Data structure that always keeps n-best elements

Question

I need a data structure that always holds the n largest items inserted so far (in no particular order).

So, if n is 3, we could have the following session where I insert a few numbers and the content of the container changes:

[]  // now insert 1
[1] // now insert 0
[1,0] // now insert 4
[1,0,4] // now insert 3
[1,4,3] // now insert 0
[1,4,3] // now insert 3
[4,3,3]

You get the idea. What's the name of the data structure? What's the best way to implement this? Or is this in some library?

I am thinking to use a container that has a priority_queue for its elements (delegation), which uses the reverse comparison, so pop will remove the smallest element. So the insert function first checks if the new element to be inserted is greater than the smallest. If so, we throw that smallest out and push the new element.

(I have a C++ implementation in mind, but the question is language-agnostic nevertheless.)

Answer 1

The specific datastructure you want is probably the implicit heap. The raw datastructure is just an array; for convenience, say that it is N=2^n elements in size, and that you want to maintain the largest N-1 elements.

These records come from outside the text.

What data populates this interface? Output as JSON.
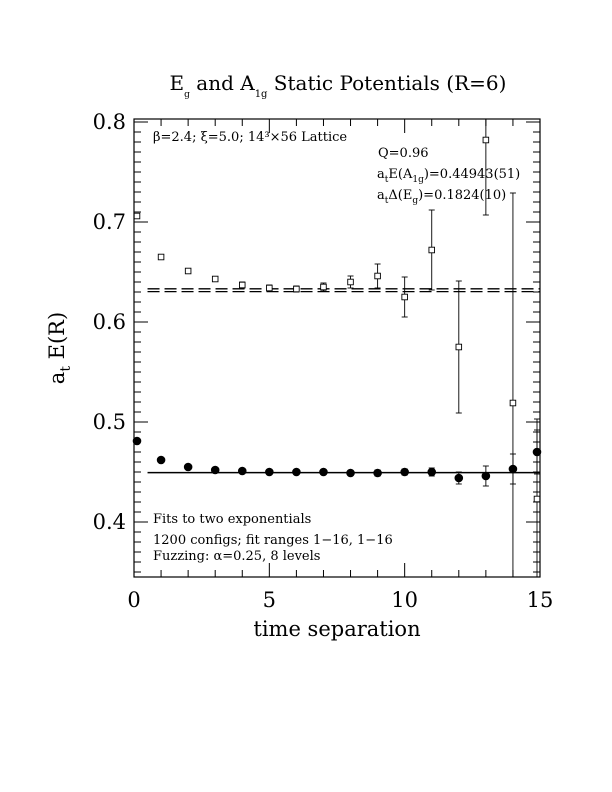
{
  "chart_data": {
    "type": "scatter",
    "title": {
      "main": "E",
      "sub1": "g",
      "mid": " and A",
      "sub2": "1g",
      "rest": " Static Potentials (R=6)"
    },
    "xlabel": "time separation",
    "ylabel": {
      "main": "a",
      "sub": "t",
      "rest": " E(R)"
    },
    "xlim": [
      0,
      15
    ],
    "ylim": [
      0.345,
      0.803
    ],
    "xticks": [
      0,
      5,
      10,
      15
    ],
    "xtick_labels": [
      "0",
      "5",
      "10",
      "15"
    ],
    "yticks": [
      0.4,
      0.5,
      0.6,
      0.7,
      0.8
    ],
    "ytick_labels": [
      "0.4",
      "0.5",
      "0.6",
      "0.7",
      "0.8"
    ],
    "grid": false,
    "annotations": {
      "params": "β=2.4; ξ=5.0; 14³×56 Lattice",
      "q": "Q=0.96",
      "eA": {
        "pre": "a",
        "sub1": "t",
        "mid": "E(A",
        "sub2": "1g",
        "post": ")=0.44943(51)"
      },
      "dE": {
        "pre": "a",
        "sub1": "t",
        "mid": "Δ(E",
        "sub2": "g",
        "post": ")=0.1824(10)"
      },
      "fit1": "Fits to two exponentials",
      "fit2": "1200 configs; fit ranges 1−16, 1−16",
      "fit3": "Fuzzing: α=0.25, 8 levels"
    },
    "series": [
      {
        "name": "Eg",
        "marker": "open-square",
        "x": [
          0,
          1,
          2,
          3,
          4,
          5,
          6,
          7,
          8,
          9,
          10,
          11,
          12,
          13,
          14,
          15
        ],
        "y": [
          0.706,
          0.665,
          0.651,
          0.643,
          0.637,
          0.634,
          0.633,
          0.635,
          0.64,
          0.646,
          0.625,
          0.672,
          0.575,
          0.782,
          0.519,
          0.423
        ],
        "err": [
          0.002,
          0.002,
          0.002,
          0.002,
          0.003,
          0.003,
          0.003,
          0.004,
          0.006,
          0.012,
          0.02,
          0.04,
          0.066,
          0.075,
          0.21,
          0.08
        ]
      },
      {
        "name": "A1g",
        "marker": "filled-circle",
        "x": [
          0,
          1,
          2,
          3,
          4,
          5,
          6,
          7,
          8,
          9,
          10,
          11,
          12,
          13,
          14,
          15
        ],
        "y": [
          0.481,
          0.462,
          0.455,
          0.452,
          0.451,
          0.45,
          0.45,
          0.45,
          0.449,
          0.449,
          0.45,
          0.45,
          0.444,
          0.446,
          0.453,
          0.47
        ],
        "err": [
          0.001,
          0.001,
          0.001,
          0.001,
          0.002,
          0.002,
          0.002,
          0.002,
          0.002,
          0.003,
          0.003,
          0.004,
          0.006,
          0.01,
          0.015,
          0.022
        ]
      }
    ],
    "fit_lines": [
      {
        "name": "Eg fit",
        "y": 0.6318,
        "style": "dashed-band"
      },
      {
        "name": "A1g fit",
        "y": 0.4494,
        "style": "solid"
      }
    ]
  }
}
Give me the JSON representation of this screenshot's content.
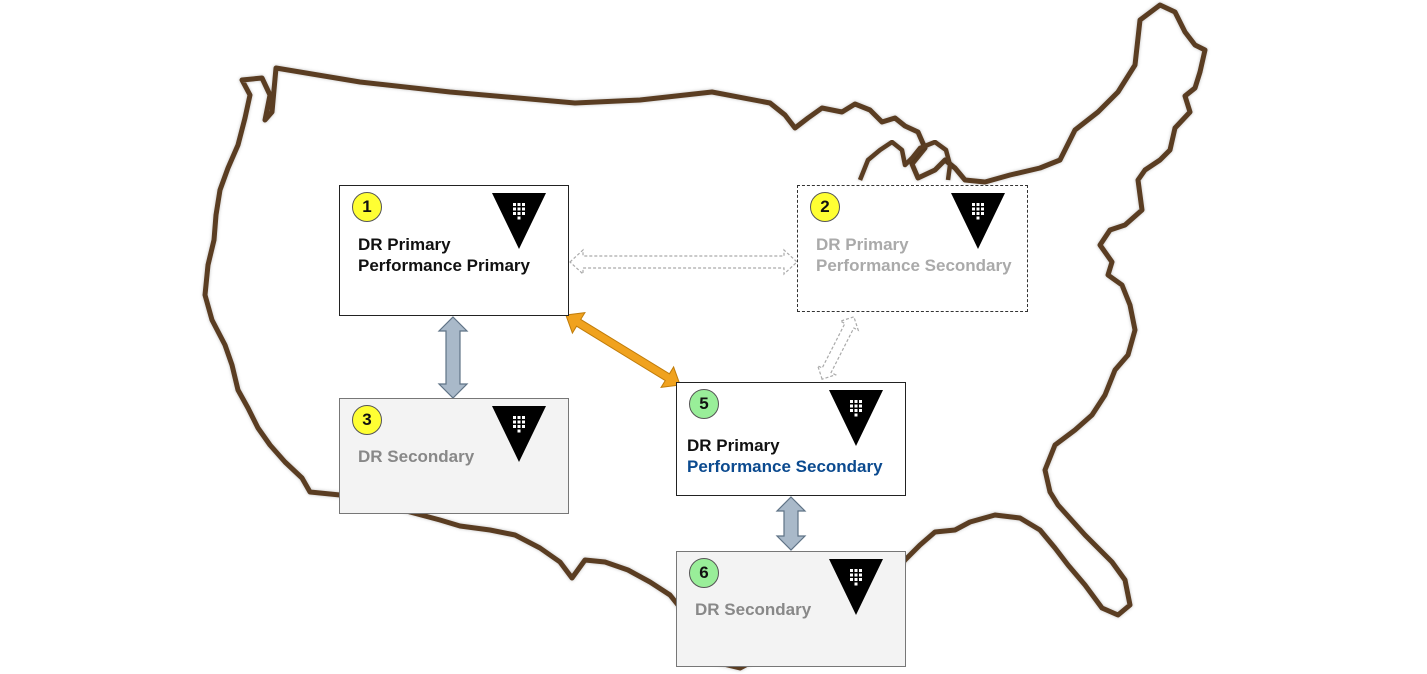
{
  "nodes": [
    {
      "id": "n1",
      "number": "1",
      "line1": "DR Primary",
      "line2": "Performance Primary"
    },
    {
      "id": "n2",
      "number": "2",
      "line1": "DR Primary",
      "line2": "Performance Secondary"
    },
    {
      "id": "n3",
      "number": "3",
      "line1": "DR Secondary",
      "line2": ""
    },
    {
      "id": "n5",
      "number": "5",
      "line1": "DR Primary",
      "line2": "Performance Secondary"
    },
    {
      "id": "n6",
      "number": "6",
      "line1": "DR Secondary",
      "line2": ""
    }
  ],
  "colors": {
    "badge_yellow": "#ffff33",
    "badge_green": "#99ee99",
    "text_black": "#111111",
    "text_gray": "#888888",
    "text_light_gray": "#aaaaaa",
    "text_blue": "#0b4a8f",
    "map_outline": "#5a3d23",
    "arrow_orange": "#f0a21e",
    "arrow_blue_gray": "#a9b9c9",
    "secondary_fill": "#f3f3f3"
  },
  "icons": {
    "vault_logo": "vault-logo-icon"
  }
}
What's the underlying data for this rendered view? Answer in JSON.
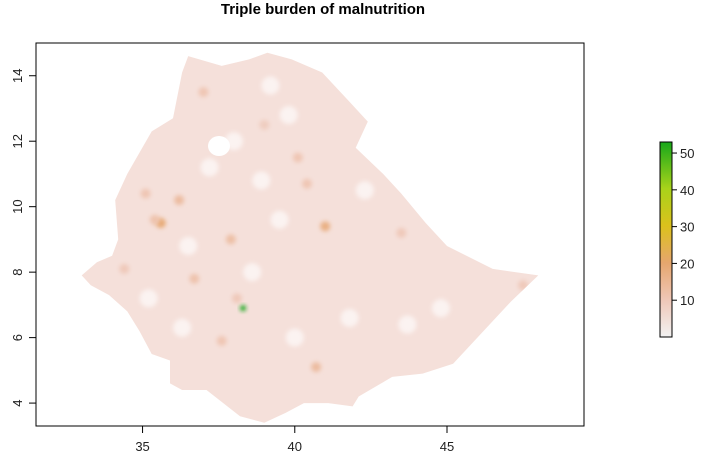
{
  "title": "Triple burden of malnutrition",
  "x_axis": {
    "ticks": [
      "35",
      "40",
      "45"
    ],
    "range": [
      31.5,
      49.5
    ]
  },
  "y_axis": {
    "ticks": [
      "4",
      "6",
      "8",
      "10",
      "12",
      "14"
    ],
    "range": [
      3.3,
      15.0
    ]
  },
  "legend": {
    "ticks": [
      "10",
      "20",
      "30",
      "40",
      "50"
    ],
    "range": [
      0,
      53
    ],
    "colors": [
      "#f2f2f2",
      "#efc7b7",
      "#e6a66e",
      "#dcc11c",
      "#a9d31a",
      "#18a81a"
    ]
  },
  "colors": {
    "base": "#f5e0da",
    "hotspot_orange": "#e4a56c",
    "hotspot_green": "#17a31a",
    "frame": "#000000"
  },
  "hotspots": [
    {
      "lon": 35.6,
      "lat": 9.5,
      "v": 20
    },
    {
      "lon": 41.0,
      "lat": 9.4,
      "v": 18
    },
    {
      "lon": 38.3,
      "lat": 6.9,
      "v": 53
    },
    {
      "lon": 40.7,
      "lat": 5.1,
      "v": 14
    },
    {
      "lon": 36.2,
      "lat": 10.2,
      "v": 14
    },
    {
      "lon": 37.9,
      "lat": 9.0,
      "v": 13
    },
    {
      "lon": 36.7,
      "lat": 7.8,
      "v": 12
    },
    {
      "lon": 37.0,
      "lat": 13.5,
      "v": 11
    },
    {
      "lon": 40.1,
      "lat": 11.5,
      "v": 11
    },
    {
      "lon": 37.6,
      "lat": 5.9,
      "v": 11
    },
    {
      "lon": 40.4,
      "lat": 10.7,
      "v": 11
    },
    {
      "lon": 35.1,
      "lat": 10.4,
      "v": 11
    },
    {
      "lon": 34.4,
      "lat": 8.1,
      "v": 10
    },
    {
      "lon": 43.5,
      "lat": 9.2,
      "v": 10
    },
    {
      "lon": 47.5,
      "lat": 7.6,
      "v": 10
    },
    {
      "lon": 39.0,
      "lat": 12.5,
      "v": 9
    },
    {
      "lon": 38.1,
      "lat": 7.2,
      "v": 10
    },
    {
      "lon": 35.4,
      "lat": 9.6,
      "v": 12
    }
  ]
}
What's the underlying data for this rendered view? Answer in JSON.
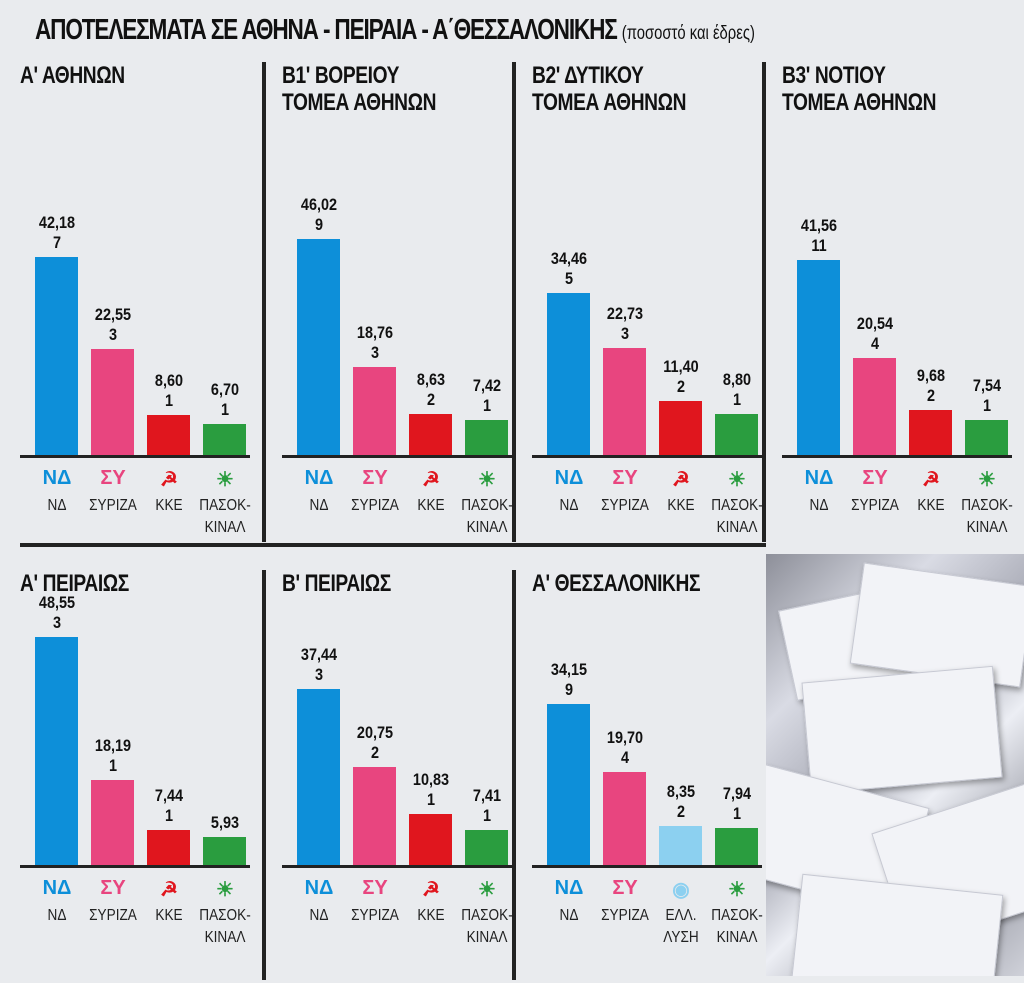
{
  "title": "ΑΠΟΤΕΛΕΣΜΑΤΑ ΣΕ ΑΘΗΝΑ - ΠΕΙΡΑΙΑ - Α΄ΘΕΣΣΑΛΟΝΙΚΗΣ",
  "subtitle": "(ποσοστό και έδρες)",
  "colors": {
    "ΝΔ": "#0d8fd9",
    "ΣΥΡΙΖΑ": "#e8457f",
    "ΚΚΕ": "#e0161e",
    "ΠΑΣΟΚ-ΚΙΝΑΛ": "#2a9d3f",
    "ΕΛΛ. ΛΥΣΗ": "#8cd0f0"
  },
  "chart_data": [
    {
      "type": "bar",
      "title": "Α' ΑΘΗΝΩΝ",
      "categories": [
        "ΝΔ",
        "ΣΥΡΙΖΑ",
        "ΚΚΕ",
        "ΠΑΣΟΚ-ΚΙΝΑΛ"
      ],
      "labels": [
        "ΝΔ",
        "ΣΥΡΙΖΑ",
        "ΚΚΕ",
        "ΠΑΣΟΚ-\nΚΙΝΑΛ"
      ],
      "values": [
        42.18,
        22.55,
        8.6,
        6.7
      ],
      "value_labels": [
        "42,18",
        "22,55",
        "8,60",
        "6,70"
      ],
      "seats": [
        "7",
        "3",
        "1",
        "1"
      ]
    },
    {
      "type": "bar",
      "title": "Β1' ΒΟΡΕΙΟΥ\nΤΟΜΕΑ ΑΘΗΝΩΝ",
      "categories": [
        "ΝΔ",
        "ΣΥΡΙΖΑ",
        "ΚΚΕ",
        "ΠΑΣΟΚ-ΚΙΝΑΛ"
      ],
      "labels": [
        "ΝΔ",
        "ΣΥΡΙΖΑ",
        "ΚΚΕ",
        "ΠΑΣΟΚ-\nΚΙΝΑΛ"
      ],
      "values": [
        46.02,
        18.76,
        8.63,
        7.42
      ],
      "value_labels": [
        "46,02",
        "18,76",
        "8,63",
        "7,42"
      ],
      "seats": [
        "9",
        "3",
        "2",
        "1"
      ]
    },
    {
      "type": "bar",
      "title": "Β2' ΔΥΤΙΚΟΥ\nΤΟΜΕΑ ΑΘΗΝΩΝ",
      "categories": [
        "ΝΔ",
        "ΣΥΡΙΖΑ",
        "ΚΚΕ",
        "ΠΑΣΟΚ-ΚΙΝΑΛ"
      ],
      "labels": [
        "ΝΔ",
        "ΣΥΡΙΖΑ",
        "ΚΚΕ",
        "ΠΑΣΟΚ-\nΚΙΝΑΛ"
      ],
      "values": [
        34.46,
        22.73,
        11.4,
        8.8
      ],
      "value_labels": [
        "34,46",
        "22,73",
        "11,40",
        "8,80"
      ],
      "seats": [
        "5",
        "3",
        "2",
        "1"
      ]
    },
    {
      "type": "bar",
      "title": "Β3' ΝΟΤΙΟΥ\nΤΟΜΕΑ ΑΘΗΝΩΝ",
      "categories": [
        "ΝΔ",
        "ΣΥΡΙΖΑ",
        "ΚΚΕ",
        "ΠΑΣΟΚ-ΚΙΝΑΛ"
      ],
      "labels": [
        "ΝΔ",
        "ΣΥΡΙΖΑ",
        "ΚΚΕ",
        "ΠΑΣΟΚ-\nΚΙΝΑΛ"
      ],
      "values": [
        41.56,
        20.54,
        9.68,
        7.54
      ],
      "value_labels": [
        "41,56",
        "20,54",
        "9,68",
        "7,54"
      ],
      "seats": [
        "11",
        "4",
        "2",
        "1"
      ]
    },
    {
      "type": "bar",
      "title": "Α' ΠΕΙΡΑΙΩΣ",
      "categories": [
        "ΝΔ",
        "ΣΥΡΙΖΑ",
        "ΚΚΕ",
        "ΠΑΣΟΚ-ΚΙΝΑΛ"
      ],
      "labels": [
        "ΝΔ",
        "ΣΥΡΙΖΑ",
        "ΚΚΕ",
        "ΠΑΣΟΚ-\nΚΙΝΑΛ"
      ],
      "values": [
        48.55,
        18.19,
        7.44,
        5.93
      ],
      "value_labels": [
        "48,55",
        "18,19",
        "7,44",
        "5,93"
      ],
      "seats": [
        "3",
        "1",
        "1",
        ""
      ]
    },
    {
      "type": "bar",
      "title": "Β' ΠΕΙΡΑΙΩΣ",
      "categories": [
        "ΝΔ",
        "ΣΥΡΙΖΑ",
        "ΚΚΕ",
        "ΠΑΣΟΚ-ΚΙΝΑΛ"
      ],
      "labels": [
        "ΝΔ",
        "ΣΥΡΙΖΑ",
        "ΚΚΕ",
        "ΠΑΣΟΚ-\nΚΙΝΑΛ"
      ],
      "values": [
        37.44,
        20.75,
        10.83,
        7.41
      ],
      "value_labels": [
        "37,44",
        "20,75",
        "10,83",
        "7,41"
      ],
      "seats": [
        "3",
        "2",
        "1",
        "1"
      ]
    },
    {
      "type": "bar",
      "title": "Α' ΘΕΣΣΑΛΟΝΙΚΗΣ",
      "categories": [
        "ΝΔ",
        "ΣΥΡΙΖΑ",
        "ΕΛΛ. ΛΥΣΗ",
        "ΠΑΣΟΚ-ΚΙΝΑΛ"
      ],
      "labels": [
        "ΝΔ",
        "ΣΥΡΙΖΑ",
        "ΕΛΛ.\nΛΥΣΗ",
        "ΠΑΣΟΚ-\nΚΙΝΑΛ"
      ],
      "values": [
        34.15,
        19.7,
        8.35,
        7.94
      ],
      "value_labels": [
        "34,15",
        "19,70",
        "8,35",
        "7,94"
      ],
      "seats": [
        "9",
        "4",
        "2",
        "1"
      ]
    }
  ]
}
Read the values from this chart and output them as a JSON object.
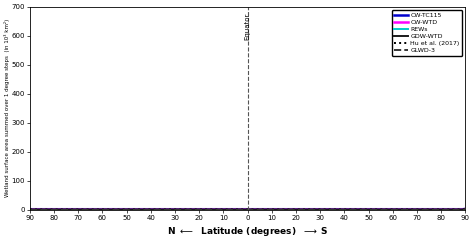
{
  "ylabel": "Wetland surface area summed over 1 degree steps  (in 10³ km²)",
  "ylim": [
    0,
    700
  ],
  "xlim": [
    90,
    -90
  ],
  "xticks": [
    90,
    80,
    70,
    60,
    50,
    40,
    30,
    20,
    10,
    0,
    -10,
    -20,
    -30,
    -40,
    -50,
    -60,
    -70,
    -80,
    -90
  ],
  "xtick_labels": [
    "90",
    "80",
    "70",
    "60",
    "50",
    "40",
    "30",
    "20",
    "10",
    "0",
    "10",
    "20",
    "30",
    "40",
    "50",
    "60",
    "70",
    "80",
    "90"
  ],
  "yticks": [
    0,
    100,
    200,
    300,
    400,
    500,
    600,
    700
  ],
  "legend_labels": [
    "CW-TC115",
    "CW-WTD",
    "REWs",
    "GDW-WTD",
    "Hu et al. (2017)",
    "GLWD-3"
  ],
  "line_colors": [
    "#0000CD",
    "#FF00FF",
    "#00CCCC",
    "#1a1a1a",
    "#000000",
    "#333333"
  ],
  "line_styles": [
    "-",
    "-",
    "-",
    "-",
    ":",
    "--"
  ],
  "line_widths": [
    1.8,
    1.8,
    1.4,
    1.4,
    1.4,
    1.4
  ],
  "equator_x": 0,
  "background_color": "#FFFFFF"
}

The idea is to treat the array (call it A) as a complete binary tree of depth n:

• ignore A[0]; treat A[1] as the root node
• for each node A[k], the children are A[2*k] and A[2*k+1]
• nodes A[N/2..N-1] are the leaves

To maintain the tree as a "heap", you need to ensure that each node is smaller than (or equal to) its children. This is called the "heap condition":

• A[k] <= A[2*k]
• A[k] <= A[2*k+1]

To use the heap to maintain the largest N elements:

• note that the root A[1] is the smallest element in the heap.
• compare each new element (x) to the root: if it is smaller (x<A[1]), reject it.
• otherwise, insert the new element into the heap, as follows:
  • remove the root (A[1], the smallest element) from the heap, and reject it
  • replace it with the new element (A[1]:= x)
  • now, restore the heap condition:
    • if x is less than or equal to both of its children, you're done
    • otherwise, swap x with the smallest child
    • repeat the test&swap at each new position until the heap condition is met

Basically, this will cause any replacement element to "filter up" the tree until it achieves its natural place. This will take at most n=log2(N) steps, which is as good as you can get. Also, the implicit form of the tree allows a very fast implementation; existing bounded-priority-queue libraries will most likely use an implicit heap.

Answer 2

In Pyhton, use heapq. Create a small wrapper around it, something like this:

class TopN_Queue:
    def __init__(self, n):
        self.max_sz = n
        self.data = []

    def add(self, x):
        if len(self.data) == self.max_sz:
            heapq.heappushpop(self.data, x)
        else:
            heapq.heappush(self.data, x)

...

Answer 3

In Java you can use a SortedSet implemented e.g. by a TreeSet. After each insertion check if the set is too large, if yes remove the last element.

This is reasonably efficient, I have used it successfully for solving several Project Euler problems.

Answer 4

A priority_queue is the closest thing in C++ with STL. You could wrap it in another class to create your own implementation that trims the size automatically.

Language-agnostically (although maybe not memory-fragmentation-safely):

1. Insert data
2. Sort
3. Delete everything after the nth element

std::priority_queue does step 2 for you.